Acting as engines in power generation plants, gas turbines operate in temperatures exceeding 1,600°C. But the nickel-based turbine blades used in the plants melt at temperatures 200°C lower and need air-cooling to operate.
To develop turbines with materials that can withstand higher temperatures and reduce CO2 emissions, Kyoto University’s materials scientists examined the properties of various compositions of molybdenum silicides, with and without additional ternary elements.
Earlier investigations carried out to fabricate molybdenum silicide-based composites by pressing and heating their powders resulted in improving their resistance to fracturing at ambient temperature.
But the fabrication proved to be lowering their strength at high temperatures due to formation of silicon dioxide layers within the material.
To address the issue, the Kyoto University team fabricated their molybdenum silicide-based materials using a method known as "directional solidification.”

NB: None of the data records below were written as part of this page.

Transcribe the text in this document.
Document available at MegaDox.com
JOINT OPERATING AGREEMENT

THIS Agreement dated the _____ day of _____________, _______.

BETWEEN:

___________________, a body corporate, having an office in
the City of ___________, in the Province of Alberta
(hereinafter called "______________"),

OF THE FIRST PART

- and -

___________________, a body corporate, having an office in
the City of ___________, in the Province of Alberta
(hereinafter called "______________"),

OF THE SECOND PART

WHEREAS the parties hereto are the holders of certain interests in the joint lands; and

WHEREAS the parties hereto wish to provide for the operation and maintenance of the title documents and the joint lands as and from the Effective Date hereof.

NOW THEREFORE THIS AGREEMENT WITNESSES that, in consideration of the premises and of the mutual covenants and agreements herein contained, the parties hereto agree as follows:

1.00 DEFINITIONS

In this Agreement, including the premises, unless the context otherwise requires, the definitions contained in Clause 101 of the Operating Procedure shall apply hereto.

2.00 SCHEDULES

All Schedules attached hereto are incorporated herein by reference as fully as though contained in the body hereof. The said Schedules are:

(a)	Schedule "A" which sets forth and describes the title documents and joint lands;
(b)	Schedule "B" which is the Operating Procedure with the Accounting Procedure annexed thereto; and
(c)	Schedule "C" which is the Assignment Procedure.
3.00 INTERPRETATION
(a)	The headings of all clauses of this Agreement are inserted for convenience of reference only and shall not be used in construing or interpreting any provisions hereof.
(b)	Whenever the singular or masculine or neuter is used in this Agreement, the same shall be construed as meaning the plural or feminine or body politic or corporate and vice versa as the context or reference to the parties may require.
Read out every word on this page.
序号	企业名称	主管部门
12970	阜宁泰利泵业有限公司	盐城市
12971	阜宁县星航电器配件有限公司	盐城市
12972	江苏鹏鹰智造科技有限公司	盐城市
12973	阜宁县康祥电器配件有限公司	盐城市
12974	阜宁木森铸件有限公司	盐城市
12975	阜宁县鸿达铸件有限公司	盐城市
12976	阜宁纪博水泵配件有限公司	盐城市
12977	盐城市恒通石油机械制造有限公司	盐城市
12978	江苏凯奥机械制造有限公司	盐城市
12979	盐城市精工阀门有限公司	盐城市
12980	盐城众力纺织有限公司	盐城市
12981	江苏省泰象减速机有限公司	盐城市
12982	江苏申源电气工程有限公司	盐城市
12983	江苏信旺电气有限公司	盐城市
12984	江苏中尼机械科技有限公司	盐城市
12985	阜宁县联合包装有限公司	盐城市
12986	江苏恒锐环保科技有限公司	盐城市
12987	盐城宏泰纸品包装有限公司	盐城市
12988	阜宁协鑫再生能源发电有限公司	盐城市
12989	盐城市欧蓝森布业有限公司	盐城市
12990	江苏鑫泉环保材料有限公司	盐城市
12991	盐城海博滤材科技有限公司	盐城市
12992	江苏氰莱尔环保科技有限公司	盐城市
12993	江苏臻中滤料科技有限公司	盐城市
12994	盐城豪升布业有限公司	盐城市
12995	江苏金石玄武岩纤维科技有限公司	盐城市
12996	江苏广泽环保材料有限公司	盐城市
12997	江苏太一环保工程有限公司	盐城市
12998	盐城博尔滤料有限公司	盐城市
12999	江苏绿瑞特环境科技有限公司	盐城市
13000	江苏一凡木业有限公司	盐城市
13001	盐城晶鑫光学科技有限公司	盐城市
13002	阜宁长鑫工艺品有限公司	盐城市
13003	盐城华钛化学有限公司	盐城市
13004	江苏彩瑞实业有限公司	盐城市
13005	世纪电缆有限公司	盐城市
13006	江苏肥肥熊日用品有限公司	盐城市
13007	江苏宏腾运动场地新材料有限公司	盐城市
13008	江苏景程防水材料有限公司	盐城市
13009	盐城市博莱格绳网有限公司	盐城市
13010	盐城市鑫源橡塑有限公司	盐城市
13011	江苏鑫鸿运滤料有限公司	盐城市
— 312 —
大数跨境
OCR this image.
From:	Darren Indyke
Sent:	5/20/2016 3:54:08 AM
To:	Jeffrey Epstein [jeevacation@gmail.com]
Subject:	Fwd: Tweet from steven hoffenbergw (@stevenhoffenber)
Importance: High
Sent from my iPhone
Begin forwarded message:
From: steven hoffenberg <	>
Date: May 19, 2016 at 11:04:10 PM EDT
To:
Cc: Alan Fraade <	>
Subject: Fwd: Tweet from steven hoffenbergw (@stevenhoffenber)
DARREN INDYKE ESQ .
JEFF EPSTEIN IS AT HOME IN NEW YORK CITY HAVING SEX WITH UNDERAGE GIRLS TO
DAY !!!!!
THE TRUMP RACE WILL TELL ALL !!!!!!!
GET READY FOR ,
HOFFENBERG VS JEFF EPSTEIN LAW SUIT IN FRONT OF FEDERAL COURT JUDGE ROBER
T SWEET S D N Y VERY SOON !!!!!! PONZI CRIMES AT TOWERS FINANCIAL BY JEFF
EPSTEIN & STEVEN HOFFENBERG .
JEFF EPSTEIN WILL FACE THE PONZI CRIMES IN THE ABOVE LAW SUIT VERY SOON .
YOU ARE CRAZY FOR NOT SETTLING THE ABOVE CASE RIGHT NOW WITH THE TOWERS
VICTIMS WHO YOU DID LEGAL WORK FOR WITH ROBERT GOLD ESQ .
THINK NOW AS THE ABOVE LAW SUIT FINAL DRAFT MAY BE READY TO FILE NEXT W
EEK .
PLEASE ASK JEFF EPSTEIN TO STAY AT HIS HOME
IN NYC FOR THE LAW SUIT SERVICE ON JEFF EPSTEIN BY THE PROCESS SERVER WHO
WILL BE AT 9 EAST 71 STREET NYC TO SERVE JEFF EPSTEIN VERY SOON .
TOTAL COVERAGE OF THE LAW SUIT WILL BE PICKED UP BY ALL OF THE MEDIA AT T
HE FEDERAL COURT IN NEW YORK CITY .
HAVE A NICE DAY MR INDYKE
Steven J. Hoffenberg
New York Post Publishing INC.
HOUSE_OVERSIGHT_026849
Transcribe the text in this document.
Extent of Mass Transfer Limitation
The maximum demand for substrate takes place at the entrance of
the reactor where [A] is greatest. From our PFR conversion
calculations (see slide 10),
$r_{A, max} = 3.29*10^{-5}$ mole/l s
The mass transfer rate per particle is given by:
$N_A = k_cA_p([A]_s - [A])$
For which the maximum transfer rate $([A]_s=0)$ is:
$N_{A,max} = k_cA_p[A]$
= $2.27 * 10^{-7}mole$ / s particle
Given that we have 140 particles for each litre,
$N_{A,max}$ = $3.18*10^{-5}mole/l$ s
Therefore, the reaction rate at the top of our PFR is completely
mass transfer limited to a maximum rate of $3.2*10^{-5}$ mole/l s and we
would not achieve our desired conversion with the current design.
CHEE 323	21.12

The method allows the molten metal to progressively solidify in a certain direction.
The team discovered that by controlling the solidification rate of the molybdenum silicide-based composite during fabrication and by adjusting the amount of the ternary element added to the composite could lead to formation of a homogeneous material.
The material has been found to begin deforming plastically under uniaxial compression above 1000°C.
The research has also found that adding tantalum to the composite is more effective than adding vanadium, niobium or tungsten for improving the strength of the material at temperatures around 1400 degrees Celsius.
The alloys fabricated by the university team are expected to be much stronger at high temperatures than modern nickel-based superalloys as well as recently developed ultrahigh-temperature structural materials.